Defendeu que a política fiscal haveria de ser executada com “franqueza e
publicidade”. Sua grande contribuição, além do reforço que a opinião
pública traria à sua gestão, foi a exigência de que os relatórios
fiscais fossem publicados, a fim de que os méritos e as falhas do
governo pudessem ser apropriadamente avaliados pela nação.
Escusado
dizer que o impulso dado à opinião pública por homens de Estado como
Necker foi complementado pelo crescente poder econômico da classe média,
a partir do fim do século XVII na Inglaterra e do século XVIII na
França. No que toca à classe média, é mister lembrar o vertiginoso
aumento da escolaridade que teve lugar desde a reforma calvinista,
exigido pela obrigação de ler a Bíblia sem a interferência do clero.

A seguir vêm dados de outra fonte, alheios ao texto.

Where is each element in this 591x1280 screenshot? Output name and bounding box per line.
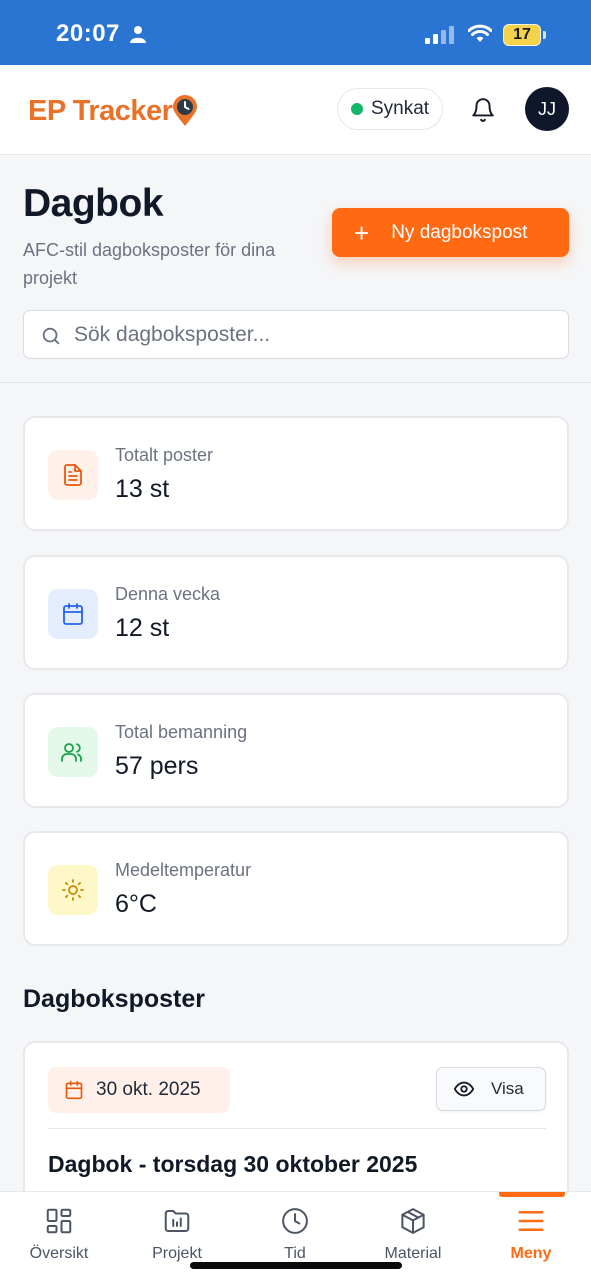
stat-label: Denna vecka [115,584,221,604]
nav-item-oversikt[interactable]: Översikt [0,1192,118,1280]
stat-value: 13 st [115,475,170,503]
view-entry-button[interactable]: Visa [436,1067,546,1111]
search-input[interactable] [74,311,554,358]
dashboard-grid-icon [46,1208,72,1234]
plus-icon: + [354,217,370,248]
stat-card-total-staffing: Total bemanning 57 pers [23,693,569,808]
new-diary-entry-label: Ny dagbokspost [391,221,528,243]
project-folder-icon [164,1210,190,1232]
stat-card-average-temperature: Medeltemperatur 6°C [23,831,569,946]
stat-value: 57 pers [115,752,199,780]
stat-label: Medeltemperatur [115,860,252,880]
entry-date: 30 okt. 2025 [96,1079,201,1100]
app-header: EP Tracker Synkat JJ [0,65,591,155]
nav-label: Meny [510,1245,552,1262]
nav-item-meny[interactable]: Meny [472,1192,590,1280]
users-icon [48,727,98,777]
section-title: Dagboksposter [23,985,205,1013]
new-diary-entry-button[interactable]: + Ny dagbokspost [332,208,569,257]
avatar[interactable]: JJ [525,87,569,131]
battery-tip [543,31,546,39]
status-bar: 20:07 17 [0,0,591,65]
document-icon [48,450,98,500]
search-icon [40,325,62,352]
clock-icon [282,1208,308,1234]
status-time: 20:07 [56,20,120,47]
home-indicator [190,1262,402,1269]
nav-label: Material [384,1245,442,1262]
nav-label: Översikt [29,1245,89,1262]
stat-value: 12 st [115,614,170,642]
page-subtitle: AFC-stil dagboksposter för dina projekt [23,240,276,288]
stat-label: Totalt poster [115,445,214,465]
sync-status-badge[interactable]: Synkat [337,88,444,130]
calendar-icon [65,1080,83,1100]
calendar-icon [48,589,98,639]
eye-icon [453,1081,475,1097]
location-pin-clock-icon [172,95,198,132]
page-title: Dagbok [23,182,164,225]
stat-card-total-entries: Totalt poster 13 st [23,416,569,531]
sync-status-dot [351,103,363,115]
entry-date-badge: 30 okt. 2025 [48,1067,230,1113]
entry-title: Dagbok - torsdag 30 oktober 2025 [48,1151,418,1177]
battery-icon: 17 [503,24,541,46]
divider [48,1128,546,1129]
stat-card-this-week: Denna vecka 12 st [23,555,569,670]
view-entry-label: Visa [491,1079,524,1098]
menu-icon [518,1211,544,1231]
logo[interactable]: EP Tracker [28,91,198,132]
sync-status-label: Synkat [371,98,430,119]
nav-label: Tid [284,1245,306,1262]
bell-icon[interactable] [470,97,496,128]
stat-label: Total bemanning [115,722,248,742]
wifi-icon [467,24,493,49]
sun-icon [48,865,98,915]
cellular-signal-icon [425,26,455,49]
logo-text: EP Tracker [28,95,173,127]
stat-value: 6°C [115,890,157,918]
page-header: Dagbok AFC-stil dagboksposter för dina p… [0,156,591,383]
search-box[interactable] [23,310,569,359]
package-icon [401,1208,425,1234]
nav-label: Projekt [152,1245,202,1262]
person-icon [130,25,146,48]
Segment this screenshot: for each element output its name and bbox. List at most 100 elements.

Assim, a população rapidamente se escolarizou na maior parte da Europa.
Que
dizer, porém, de um país no qual o Congresso regride da publicidade das
contas fiscais para o “orçamento secreto”, cuja classe média é
sabidamente anêmica, onde os próprios cidadãos duvidam de si mesmos como
unidades daquele “todo” que Thomas Hobbes considerou essencial à noção
de opinião pública, e, não menos importante, onde homens públicos do
calibre de um Necker surgem só uma ou duas vezes a cada século?
Claro,
a indagação acima é retórica. No tempo de Hobbes, isso aqui era um
mataréu. Releguemos, pois, o “orçamento secreto” ao campo em que ele se
ajusta melhor, o da pilhéria. Sérias são as três outras questões: a
exiguidade da classe média, fruto da tirania e da escravidão do período
colonial. Mesmo na República, quando era imperativo proporcionar-lhe
ensino técnico e bases econômicas para médias e pequenas empresas, o que
sucessivos governos lhe deram foi o Estado cartorial, ou seja, o
garrote de um emaranhado burocrático virtualmente irremovível. Não
estranha, pois, que nos situemos na antípoda do calvinismo.
No
mínimo 30% dos brasileiros são analfabetos e carecem da mais elementar
autoestima. Não abrem a boca para tratar de assuntos “relevantes para a
nação” (na expressão de Speier) e, sejamos francos, mesmo no plano
privado, só masoquistas têm paciência para se ocupar do que dizem e
fazem os 594 cavalheiros que detêm mandatos eletivos no Congresso
Nacional. Lá, quem tiver ânimo para procurar um Necker bem fará em,
primeiro, pedir emprestada a lâmpada de Diógenes.